Sebagai contoh, eksisnya partai politik kala itu yang katanya Islami, seolah-olah mewajibkan umat Islam untuk berpihak dan memilih para politisi yang bergabung dengan partai tersebut, dengan alasan mereka beragama Islam dan mereinterpretasikan tentang Islam itu sendiri? Benarkah demikian, tentu saja tidak.

Partai Islam 

Jargon populer Cak Nur, yaitu “Islam, Yes, Partai Islam, No,” hendak mengatakan, bahwa partai Islam dulu, kemarin, dan sekarang bukan hal yang subtil, dan bahkan “sama sekali” tidak memiliki korelasi dengan ajaran keislaman.

Artinya, partai politik hanyalah sebatas partai yang punya orientasi dan prospek duniawi, Islam hanyalah menjadi basis nilainya, karenanya memilih partai politik tidak usah disakralkan dan tidak penting untuk dibangga-banggakan! Dari sini dapat dikonklusikan bahwa “sekularisasi”, yang dimaksudkan oleh Cak Nur bertujuan untuk mengembalikan yang ukhrawi; sakral, sebagai sakral, dan yang duniawi; profan, sebagai profan.

Penting untuk digarisbawahi, “sekularisasi” Cak Nur pada titik kulminasinya bermuara pada tauhid, yaitu “devaluasi” atau “demitologisasi” atas apa segala aspek yang berkonfrontasi dengan ide tauhid, yaitu pandangan yang paling asasi dalam Islam menyangkut ketuhanan. Jadi, yang patut untuk disakralkan dalam konsep “sekularisasi”-nya Cak Nur hanyalah Tuhan itu sendiri; Allah dalam istilah umat Islam.

Penting untuk diketahui, almarhum Cak Nur, Allahummaghfirlahu, adalah seorang santri sekaligus patronasi pembaharuan Islam Indonesia bercorak liberalis-modernis dengan latar belakang pendidikan berbasis pesantren yang sangat kuat; Pesantren Darul ‘Ulum Rejoso dan Pesantren Modern Gontor.

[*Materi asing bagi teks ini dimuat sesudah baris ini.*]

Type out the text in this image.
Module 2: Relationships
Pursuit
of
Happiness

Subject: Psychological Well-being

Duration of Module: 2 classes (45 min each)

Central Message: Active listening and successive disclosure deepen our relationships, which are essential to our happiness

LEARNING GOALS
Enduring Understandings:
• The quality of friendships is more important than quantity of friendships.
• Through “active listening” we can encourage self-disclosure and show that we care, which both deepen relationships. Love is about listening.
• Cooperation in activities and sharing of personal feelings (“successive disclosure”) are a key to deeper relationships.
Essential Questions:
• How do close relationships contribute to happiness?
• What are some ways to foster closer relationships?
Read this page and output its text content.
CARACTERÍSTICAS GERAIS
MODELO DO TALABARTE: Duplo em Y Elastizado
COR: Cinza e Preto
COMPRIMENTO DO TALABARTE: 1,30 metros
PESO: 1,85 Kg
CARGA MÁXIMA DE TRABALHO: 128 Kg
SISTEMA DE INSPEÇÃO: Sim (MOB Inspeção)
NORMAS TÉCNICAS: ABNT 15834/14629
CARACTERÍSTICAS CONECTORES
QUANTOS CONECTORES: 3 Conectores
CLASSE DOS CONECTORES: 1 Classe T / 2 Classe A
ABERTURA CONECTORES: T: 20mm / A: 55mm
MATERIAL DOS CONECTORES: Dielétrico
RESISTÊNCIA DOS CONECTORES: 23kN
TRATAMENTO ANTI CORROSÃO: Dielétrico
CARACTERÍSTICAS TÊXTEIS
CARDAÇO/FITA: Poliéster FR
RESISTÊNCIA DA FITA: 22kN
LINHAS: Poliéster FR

Pertanyaannya, bisakah santri sekarang mereinkarnasikan dirinya sebagai Cak Nur muda yang berani dan progresif? Jika bisa, apakah dalam pemilihan 2019 kemarin sudah mempraktekkan “sekularisasi-nya” Cak Nur? Atau kita masih memilih calon karena faktor dia Kiai? Tugas saya hanyalah bertanya dan memprovokasi, silahkan jawab sendiri.